泣き声が聞こえない?
硬い岩盤を荒くくり抜いたような暗い洞窟のなか、2人の若い男女が響き渡る泣き声を頼りに奥へ奥へと走って進んでいた。
しかし、2人の服装は洞窟に入るにはいささか軽装過ぎた。
まるで街中を出歩くような薄手の服に小さめのポーチを腰に身に付けているだけである。
「ねぇ?
やっぱり子供の泣き声じゃないかしら?
それも幼い子供の」
「そう言われたら確かに子供の泣き声にも聞こえる…ような気がする。
でもここは三層の奥地だぞ?
あり得ない。
怪物の罠に決まってるぞ」
「でも本当に子供が居たら危険過ぎる。
こんなに泣いてたら怪物が寄って来るわ」
2人は驚くべき事に暗い洞窟のなかを光も灯さずに走っていた。
足元は凹凸の激しく、普通は明かりがあっても歩きにくそうな悪路をとても早く走り抜ける。
途中で分かれ道があっても幼い子供と思われる泣き声を頼りに迷わずに進んでいく。
正しく進んでいたのだろう。
だんだんと泣き声が大きくなっていく。
「ほら見ろ。
やっぱり怪物の罠だったじゃないか」
最後に大きく曲がる道を進むとそこには頭の無い熊のような異形が片腕を持ち上げ今にも向こう側へ振り下ろそうとしていた。
男は呆れたように言いながら加速して三角飛びの要領で熊の異形の上を取ると胴体へ踵落としを繰り出した。
すると目を見張るような結果が出た。
明らかに熊の異形の方が大きいのに男の踵落としは熊の異形の胴体を大きく削り下の岩盤を深く抉った。

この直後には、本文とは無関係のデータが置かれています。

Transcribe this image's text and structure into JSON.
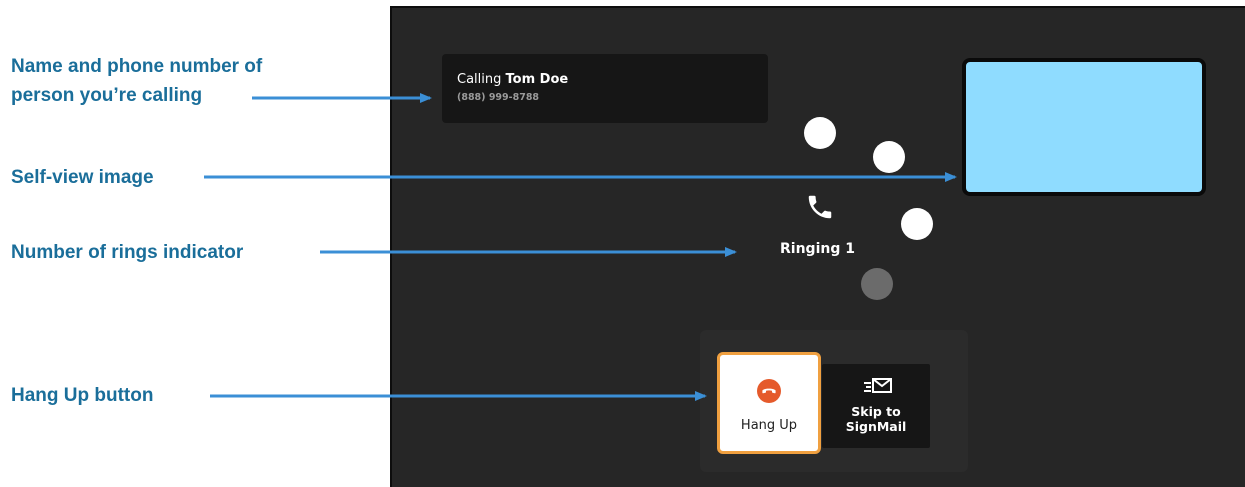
{
  "callouts": {
    "caller_info": "Name and phone number of\nperson you’re calling",
    "self_view": "Self-view image",
    "rings": "Number of rings indicator",
    "hang_up": "Hang Up button"
  },
  "call": {
    "prefix": "Calling",
    "name": "Tom Doe",
    "number": "(888) 999-8788",
    "status": "Ringing 1"
  },
  "ring_indicator": {
    "total": 4,
    "active": 3
  },
  "buttons": {
    "hang_up": "Hang Up",
    "skip_signmail": "Skip to\nSignMail"
  },
  "icons": {
    "phone": "phone-icon",
    "hang_up": "hang-up-icon",
    "signmail": "signmail-envelope-icon"
  },
  "colors": {
    "callout_text": "#1a6e9a",
    "arrow": "#3b8fd6",
    "screen_bg": "#262626",
    "self_view": "#8fdcff",
    "hang_up_icon": "#e55a2b",
    "focus_border": "#f0a040"
  }
}
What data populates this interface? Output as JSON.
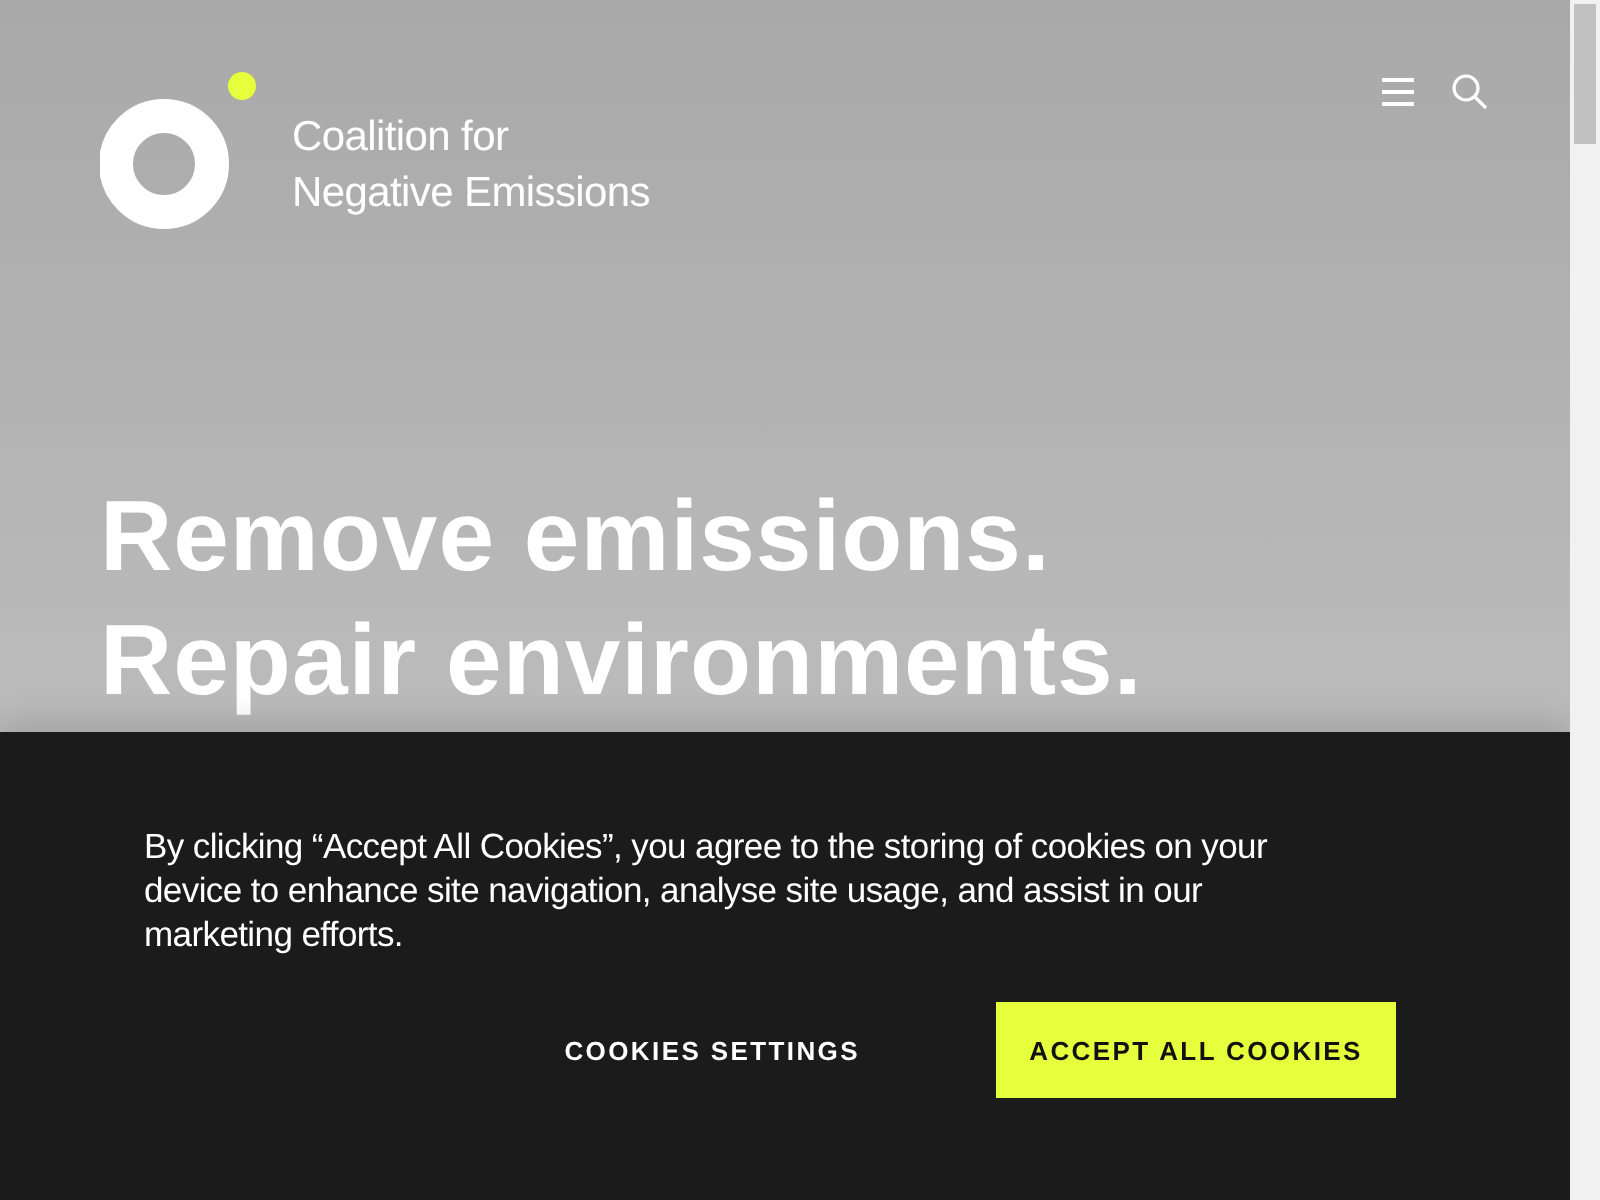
{
  "header": {
    "logo_text": [
      "Coalition for",
      "Negative Emissions"
    ]
  },
  "hero": {
    "headline": [
      "Remove emissions.",
      "Repair environments."
    ]
  },
  "cookie_banner": {
    "message": "By clicking “Accept All Cookies”, you agree to the storing of cookies on your device to enhance site navigation, analyse site usage, and assist in our marketing efforts.",
    "settings_button": "COOKIES SETTINGS",
    "accept_button": "ACCEPT ALL COOKIES"
  }
}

絶命の叫びをあげながら熊の異形は鈍い音を立てながら倒れた。
そして一瞬だけ一回り縮んだかと思ったらガラスが割れるような音を響かせて弾けてキラキラとした粉へと変わった。
粉は男の体へと入るように消えていく。
「はぁ、泣き声はまだ聞こえているわ。
それにさっきの怪物は明らかに狙いは私達じゃなかったじゃない」
女は熊の異形が片腕を振り下ろそうとした場所へ近寄っていく。
そこには小さな窪みにすっぽり収まる形で裸の赤子が懸命に泣いていた。
「………居たな」
「………居たわね」
2人は今居る場所に不釣り合いな存在を目の前にしてポツリと呟くと黙ってしまった。